Иван Шмелев - Лето Господне
Дверь в спальню чуть приоткрыта. Слышно печальные вычитывания батюшки. Я узнаю знакомую молитву, какую поют в Великом посту: «Душе моя, душе моя… восстани, что спиши? конец приближается…» И что-то про черную ночь, смертную и безлунную… и о последней трубе Страшного суда. Мне страшно, я вспоминаю-вижу картинку, как отходит Праведник. Шепчу Горкину:
– А они… эти… не могут подступиться, нет?..
– Никак не дерзнут, косатик. В папашеньке-то ведь Тело и Кровь Христовы, приобщался давеча. И день Ангела его, Ангел-хранитель с ним, и святый мученик Сергий-Вакх с ним, и Пречистая предстательствует за него.
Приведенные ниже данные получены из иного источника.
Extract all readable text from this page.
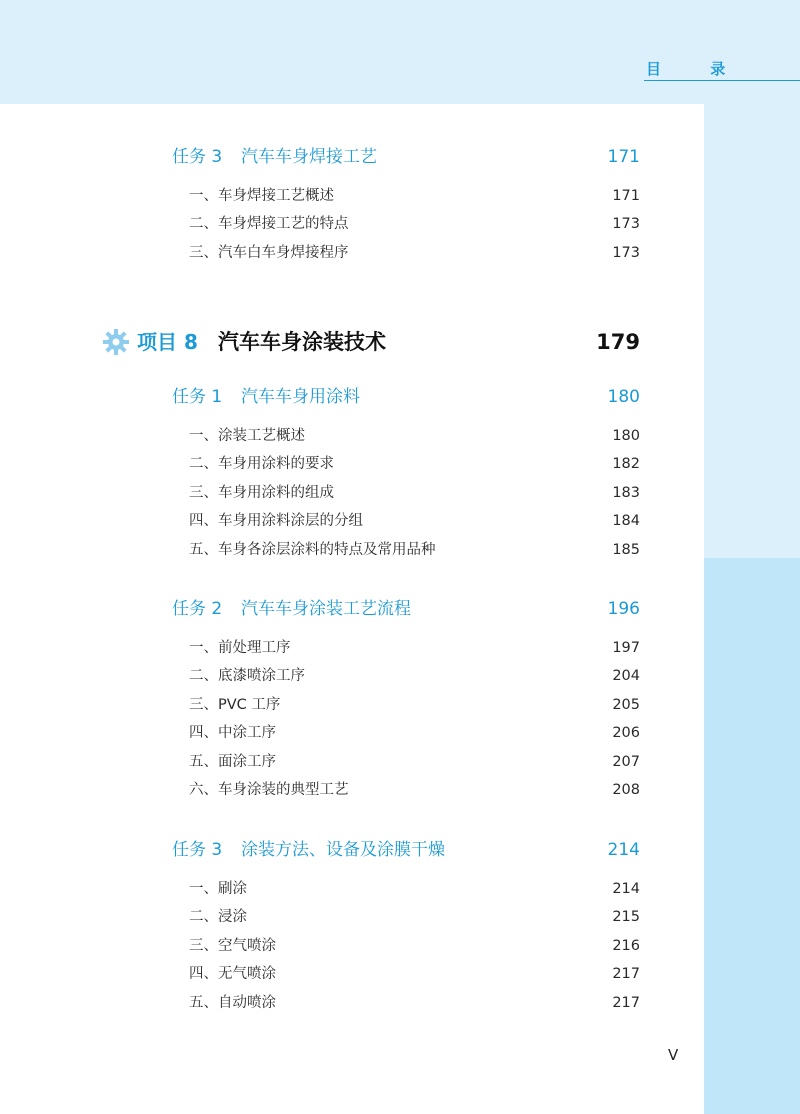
目 录
任务 3 汽车车身焊接工艺	171
一、车身焊接工艺概述	171
二、车身焊接工艺的特点	173
三、汽车白车身焊接程序	173
项目 8 汽车车身涂装技术	179
任务 1 汽车车身用涂料	180
一、涂装工艺概述	180
二、车身用涂料的要求	182
三、车身用涂料的组成	183
四、车身用涂料涂层的分组	184
五、车身各涂层涂料的特点及常用品种	185
任务 2 汽车车身涂装工艺流程	196
一、前处理工序	197
二、底漆喷涂工序	204
三、PVC 工序	205
四、中涂工序	206
五、面涂工序	207
六、车身涂装的典型工艺	208
任务 3 涂装方法、设备及涂膜干燥	214
一、刷涂	214
二、浸涂	215
三、空气喷涂	216
四、无气喷涂	217
五、自动喷涂	217
V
Я хватаюсь за Горкина, страшно мне. Вижу перед глазами его картинку – «Кончина Праведника». О другой, на какую боялся всегда смотреть, – «Кончина грешника», – страшусь и подумать, вспомнить. Даже у Праведника – они! только не могут подступиться, схватить душу: два Ангела, в светлых одеждах, распростерли перед ними руки. Но и эта картинка страшная: за изголовьем стоит она – в черном покрывале, – страшный скелет, с острой, тонкой косой, и ждет. А эти, синие и зеленые, с тощими ногами и когтистыми лапами, рогами вперед, с заостренными крыльями, как у огромной летучей мыши, все-таки подступают, тычут во что-то лапами-когтями, будто спорят с Ангелами, трясут злобно рыжими бороденками, как у козла, изгибают тощие голые хвосты, будто крысиные, стараются тайно подползти к одру… – и мне страшно, как бы они не обманули Ангелов, как бы не улучили минутки, когда самый страшный во что-то тычется у себя в лапе, показывает Ангелу и скалит зубы!.. – может быть, утаенный грех? – и не схватили бы Душу! Зачем же они спорятся с Ангелами и норовят ближе подползти?.. Открываю глаза, чтобы не видеть, оглядываю столовую, тени, собравшиеся в углах. Хорошо, что теплится лампадка, что Маша зажгла лампу. Гляжу на картонки с пирогами, все путается во мне… Господи, неужели умирает?.. вот сейчас, там?.. И скорбный, будто умоляющий голос батюшки, как будто страшащийся их, говорит мне – отходит. Вспоминаю только что слышанные слова – «узы разреши…». Какие узы, что это… у-зы?.. Дергаю Горкина.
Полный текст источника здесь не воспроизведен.